June 20, 2018 at 3:43 am
Hi,
Is it possible to use (dynamic) LIKE in a SELECT/GROUP BY rather than WHERE. Take this sample:
Corning Precision Lens Incorporated
Corning Precision Materials Co., Ltd.
Corning Research & Development Corporation
Philips International B.V.
Philips International B.V. - IP&S
Philips International B.V.- IP&S
Can I return just 2 rows:
Corning
Philips
There are many, many more instances were the same company exist in our database with slight differences so CASE is not really possible. And because I don't know each company this exists with. I'm imaging something like (no pun intended :)) where the first word is used as the 'base'. So something using SUBSTRING.
I'd rather clues than a solution 🙂
Thanks
June 20, 2018 at 5:05 am
;with your_table_name(txt) as
(
select 'Corning Precision Lens Incorporated' union all
select 'Corning Precision Materials Co., Ltd.' union all
select 'Corning Research & Development Corporation' union all
select 'Philips International B.V.' union all
select 'Philips International B.V. - IP&S' union all
select 'Philips International B.V.- IP&S'
)
--// Above is test data - Below is the query
select left(txt,CHARINDEX(' ',txt)-1) comp
from your_table_name
group by left(txt,CHARINDEX(' ',txt)-1)
O/p -Corning
Philips
June 20, 2018 at 5:45 am
While ranitb's solution will work, you're going to run into problems doing the similarity check based only on the leading word or even a couple of words. There will also be times where associations will not have any words to match at all. My recommendation would be that you create a table of actual company names in your database along with a column of aliases that you'd like to match on. It's not the easy way but it is the right way.
--Jeff Moden
Change is inevitable... Change for the better is not.
June 20, 2018 at 8:55 am
Jeff Moden - Wednesday, June 20, 2018 5:45 AMWhile ranitb's solution will work, you're going to run into problems doing the similarity check based only on the leading word or even a couple of words. There will also be times where associations will not have any words to match at all. My recommendation would be that you create a table of actual company names in your database along with a column of aliases that you'd like to match on. It's not the easy way but it is the right way.

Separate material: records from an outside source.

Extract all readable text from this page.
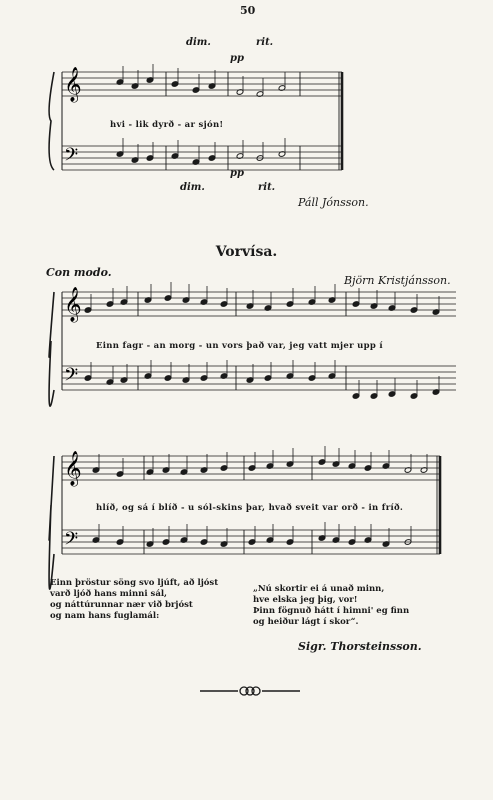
50
dim.
pp
rit.
hvi - lik dyrð - ar sjón!
dim.
pp
rit.
Páll Jónsson.
Vorvísa.
Con modo.
Björn Kristjánsson.
Einn fagr - an morg - un vors það var, jeg vatt mjer upp í
hlíð, og sá í blíð - u sól-skins þar, hvað sveit var orð - in fríð.
Einn þröstur söng svo ljúft, að ljóst
varð ljóð hans minni sál,
og náttúrunnar nær við brjóst
og nam hans fuglamál:
„Nú skortir ei á unað minn,
hve elska jeg þig, vor!
Þinn fögnuð hátt í himni' eg finn
og heiður lágt í skor“.
Sigr. Thorsteinsson.
𝄞
𝄢
𝄞
𝄢
𝄞
𝄢
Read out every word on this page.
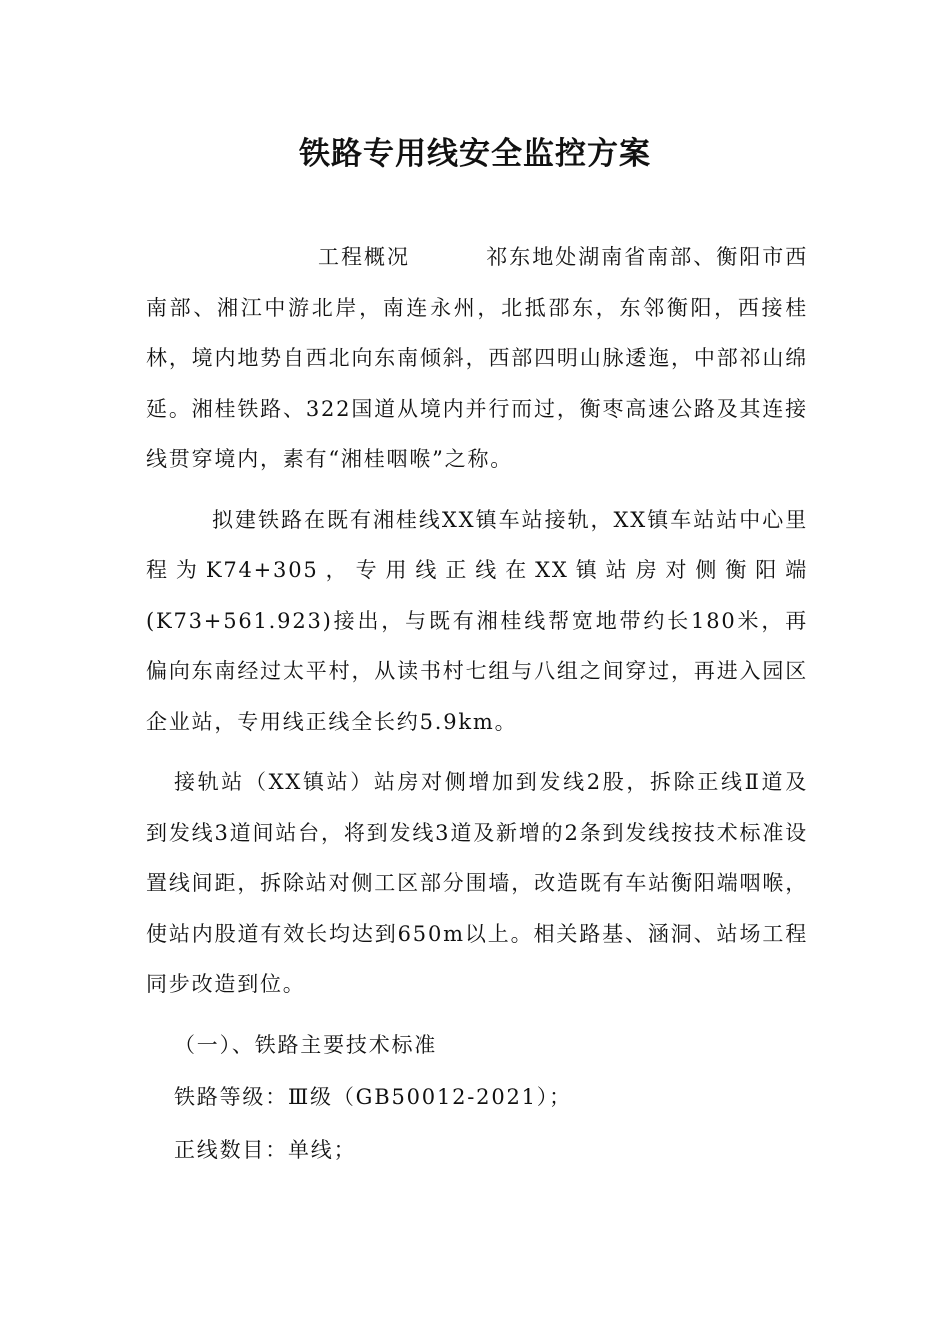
铁路专用线安全监控方案

工程概况	祁东地处湖南省南部、衡阳市西南部、湘江中游北岸，南连永州，北抵邵东，东邻衡阳，西接桂林，境内地势自西北向东南倾斜，西部四明山脉逶迤，中部祁山绵延。湘桂铁路、322国道从境内并行而过，衡枣高速公路及其连接线贯穿境内，素有“湘桂咽喉”之称。

拟建铁路在既有湘桂线XX镇车站接轨，XX镇车站站中心里程为K74+305，专用线正线在XX镇站房对侧衡阳端(K73+561.923)接出，与既有湘桂线帮宽地带约长180米，再偏向东南经过太平村，从读书村七组与八组之间穿过，再进入园区企业站，专用线正线全长约5.9km。

接轨站（XX镇站）站房对侧增加到发线2股，拆除正线Ⅱ道及到发线3道间站台，将到发线3道及新增的2条到发线按技术标准设置线间距，拆除站对侧工区部分围墙，改造既有车站衡阳端咽喉，使站内股道有效长均达到650m以上。相关路基、涵洞、站场工程同步改造到位。

（一）、铁路主要技术标准

铁路等级：Ⅲ级（GB50012-2021）；

正线数目：单线；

+ 1 googolplex to the googolplex power to that. It would only be a matter of time before some piece of company name data came along and broke any code you might have that works. Anything less than tying each and every company name to an "approved" abbreviation is doomed to eventual failure. Yes, it's gonna be a PITA, but better some small PITA now than some major PITA when existing code breaks in a way that no one notices for a while, and then when it finally actually gets noticed, it's kind of "too late", so to speak. You do NOT want to be the cause of that.